Queste dinamiche permettono una differente lettura della Gran Bretagna dei giorni nostri. Brexit, oltre appunto ai problemi e alle diseguaglianze scaturite dal contesto economico, ha, da un lato, una connotazione specificamente nazionale — ovvero la perdita di centralità mondiale (necessariamente da riconquistare) di una nazione che pensa di essere unica, diversa e grande. La peculiarità è che ha prevalso un nazionalismo solo, quello specificamente inglese, non britannico. Il Regno «Unito» ha mostrato fratture difficilmente sanabili a breve. La propaganda antieuropeista è stata guidata soprattutto da élite bianche, di ceto elevato, che hanno spesso frequentato le stesse scuole private, con radici profonde nella vecchia Inghilterra. Il nazionalismo scozzese e quello irlandese non si contrappongono all’integrazione europea, né hanno equivalenti ambizioni planetarie. Il nazionalismo inglese, scrive lo scien- ziato sociale Ben Wellings, è invece «uno dei più “globali” del pianeta». Una delle sue caratteristiche principali è appunto l’euroscetticismo.

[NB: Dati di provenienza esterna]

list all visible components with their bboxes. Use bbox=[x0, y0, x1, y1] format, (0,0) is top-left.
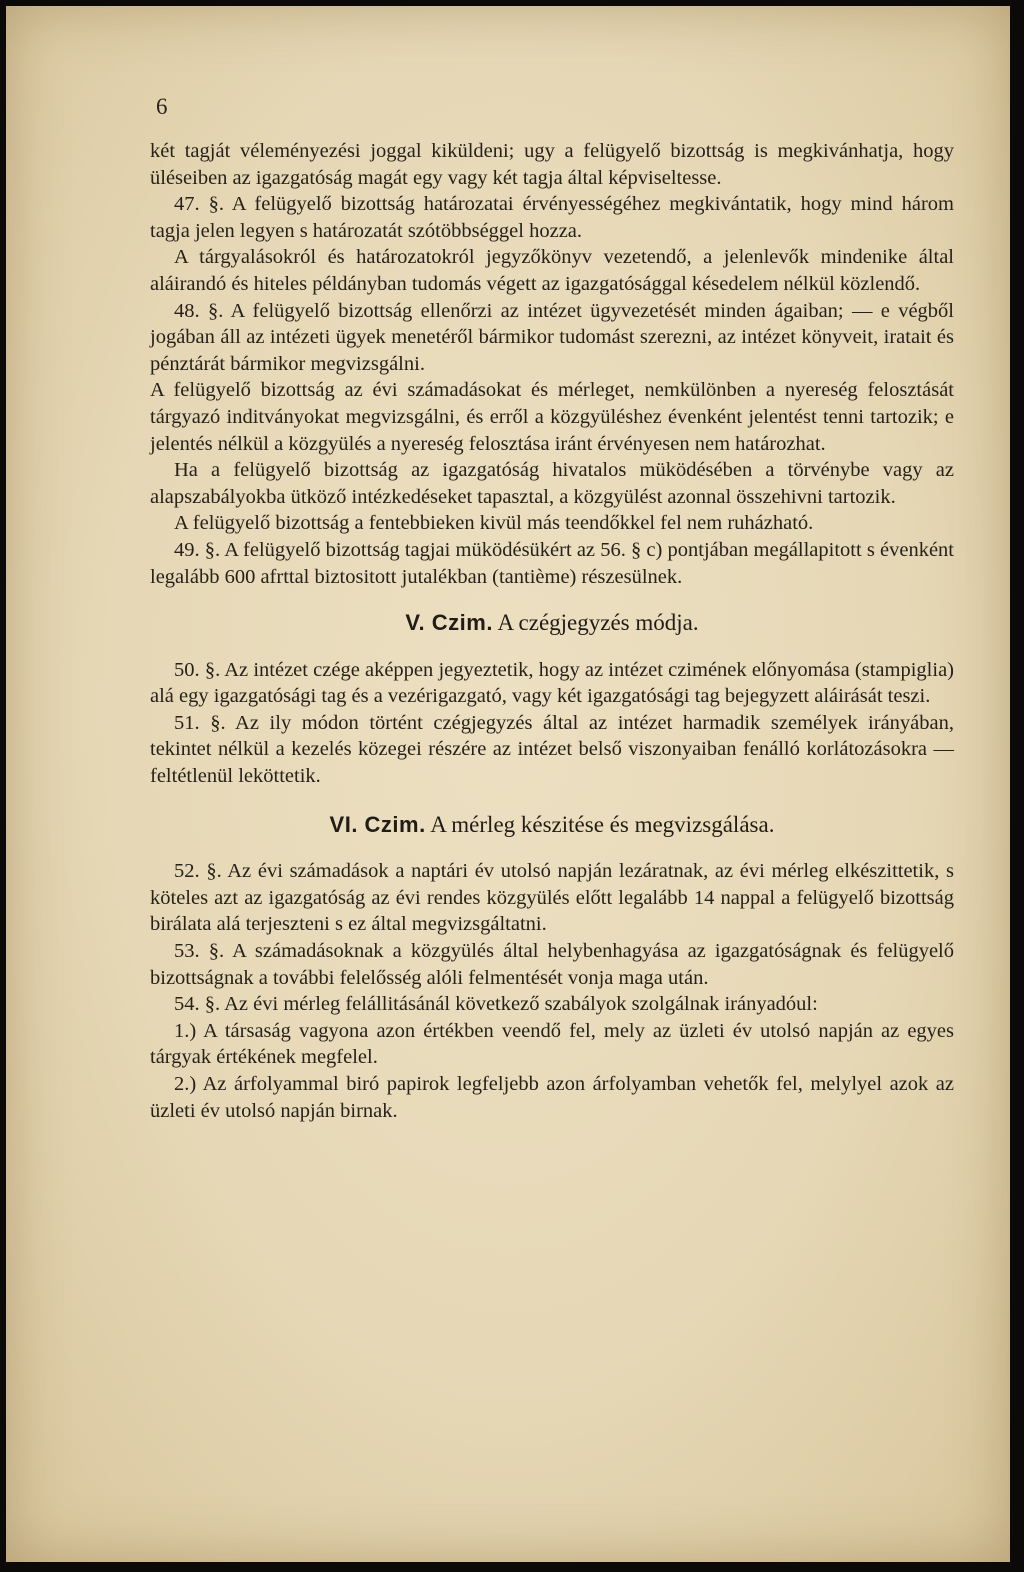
paragraph: A tárgyalásokról és határozatokról jegyzőkönyv vezetendő, a jelenlevők mindenike által aláirandó és hiteles példányban tudomás végett az igazgatósággal késedelem nélkül közlendő. bbox=[150, 246, 954, 295]
paragraph: 50. §. Az intézet czége aképpen jegyeztetik, hogy az intézet czimének előnyomása (stampiglia) alá egy igazgatósági tag és a vezérigazgató, vagy két igazgatósági tag bejegyzett aláirását teszi. bbox=[150, 658, 954, 708]
paragraph: 49. §. A felügyelő bizottság tagjai müködésükért az 56. § c) pontjában megállapitott s évenként legalább 600 afrttal biztositott jutalékban (tantième) részesülnek. bbox=[150, 538, 954, 588]
paragraph: A felügyelő bizottság az évi számadásokat és mérleget, nemkülönben a nyereség felosztását tárgyazó inditványokat megvizsgálni, és erről a közgyüléshez évenként jelentést tenni tartozik; e jelentés nélkül a közgyülés a nyereség felosztása iránt érvényesen nem határozhat. bbox=[150, 379, 954, 455]
paragraph: 48. §. A felügyelő bizottság ellenőrzi az intézet ügyvezetését minden ágaiban; — e végből jogában áll az intézeti ügyek menetéről bármikor tudomást szerezni, az intézet könyveit, iratait és pénztárát bármikor megvizsgálni. bbox=[150, 299, 954, 375]
paragraph: két tagját véleményezési joggal kiküldeni; ugy a felügyelő bizottság is megkivánhatja, hogy üléseiben az igazgatóság magát egy vagy két tagja által képviseltesse. bbox=[150, 140, 954, 189]
section-label: VI. Czim. bbox=[329, 811, 426, 837]
section-heading-v bbox=[150, 610, 954, 637]
paragraph: 53. §. A számadásoknak a közgyülés által helybenhagyása az igazgatóságnak és felügyelő bizottságnak a további felelősség alóli felmentését vonja maga után. bbox=[150, 940, 954, 989]
paragraph: 54. §. Az évi mérleg felállitásánál következő szabályok szolgálnak irányadóul: bbox=[174, 993, 818, 1016]
page-number: 6 bbox=[156, 94, 168, 119]
list-item: 1.) A társaság vagyona azon értékben veendő fel, mely az üzleti év utolsó napján az egyes tárgyak értékének megfelel. bbox=[150, 1019, 954, 1069]
section-heading-vi bbox=[150, 812, 954, 839]
paragraph: Ha a felügyelő bizottság az igazgatóság hivatalos müködésében a törvénybe vagy az alapszabályokba ütköző intézkedéseket tapasztal, a közgyülést azonnal összehivni tartozik. bbox=[150, 459, 954, 508]
list-item: 2.) Az árfolyammal biró papirok legfeljebb azon árfolyamban vehetők fel, melylyel azok az üzleti év utolsó napján birnak. bbox=[150, 1073, 954, 1122]
paragraph: A felügyelő bizottság a fentebbieken kivül más teendőkkel fel nem ruházható. bbox=[174, 512, 814, 535]
section-title: A czégjegyzés módja. bbox=[497, 610, 699, 636]
paragraph: 52. §. Az évi számadások a naptári év utolsó napján lezáratnak, az évi mérleg elkészittetik, s köteles azt az igazgatóság az évi rendes közgyülés előtt legalább 14 nappal a felügyelő bizottság birálata alá terjeszteni s ez által megvizsgáltatni. bbox=[150, 860, 954, 936]
section-label: V. Czim. bbox=[405, 610, 493, 636]
paragraph: 47. §. A felügyelő bizottság határozatai érvényességéhez megkivántatik, hogy mind három tagja jelen legyen s határozatát szótöbbséggel hozza. bbox=[150, 193, 954, 242]
section-title: A mérleg készitése és megvizsgálása. bbox=[430, 811, 775, 837]
paragraph: 51. §. Az ily módon történt czégjegyzés által az intézet harmadik személyek irányában, tekintet nélkül a kezelés közegei részére az intézet belső viszonyaiban fenálló korlátozásokra — feltétlenül leköttetik. bbox=[150, 711, 954, 788]
document-page bbox=[6, 6, 1010, 1562]
body-text bbox=[150, 138, 954, 1124]
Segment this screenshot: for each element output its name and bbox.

Eppure, da un altro lato, Brexit simboleggia anche la punta di un iceberg ben più ampio e preoccupante: è una sfaccettatura della crisi politico-culturale attraversata dall’Occidente e che si manifesta con il ritorno di nazionalismi (e razzismi) che sembravano accantonati nel baule dei ricordi. Il rigetto dell’Unione Europea, la critica a specifici gruppi etnici, la difesa della purezza di una comunità autoctona, della sua storia e delle sue tradizioni, e un dibattito pubblico da bar dello sport, non tramutano l’Inghilterra in un’eccezione né in un Paese «unico». Tutto questo è parte dei cambiamenti in atto. Alcuni degli stessi Brexiter non fanno nulla per nasconderlo. L’ex leader dello Ukip, il virulento euroscettico Nigel Farage, è da anni su posizioni di estrema destra e ha recentemente detto che Matteo Salvini rappresenta «il futuro». Lo stesso partito poi è stato costretto a sospendere tre suoi membri coinvolti in un’irruzione in una libreria socialista di Londra — avevano avuto l’accortezza di postare un video su YouTube mentre insultavano lo staff urlando « I love Trump » e indossando cappelli con scritto Make
Britain Great Again. Il potente Boris Johnson, ex sindaco di Londra e fino a poco tempo fa ministro conservatore, ha deciso invece di prendere lezioni dal noto teorico estremista americano Steve Bannon e in un articolo sul «Telegraph» del 6 luglio ha assimilato le donne col burka a «cassette della posta».
La distanza tra Dover e Calais si è quindi allargata per gli europeisti, ma i legami transnazionali e le somiglianze tra i nazionalisti euroscettici con tendenze xenofobe sono aumentate. Intanto in molti, britannici e non, dal «giorno dell’indipendenza» continuano a vivere in un limbo, in attesa, forse, di giorni migliori per un Paese purtroppo senza bussola.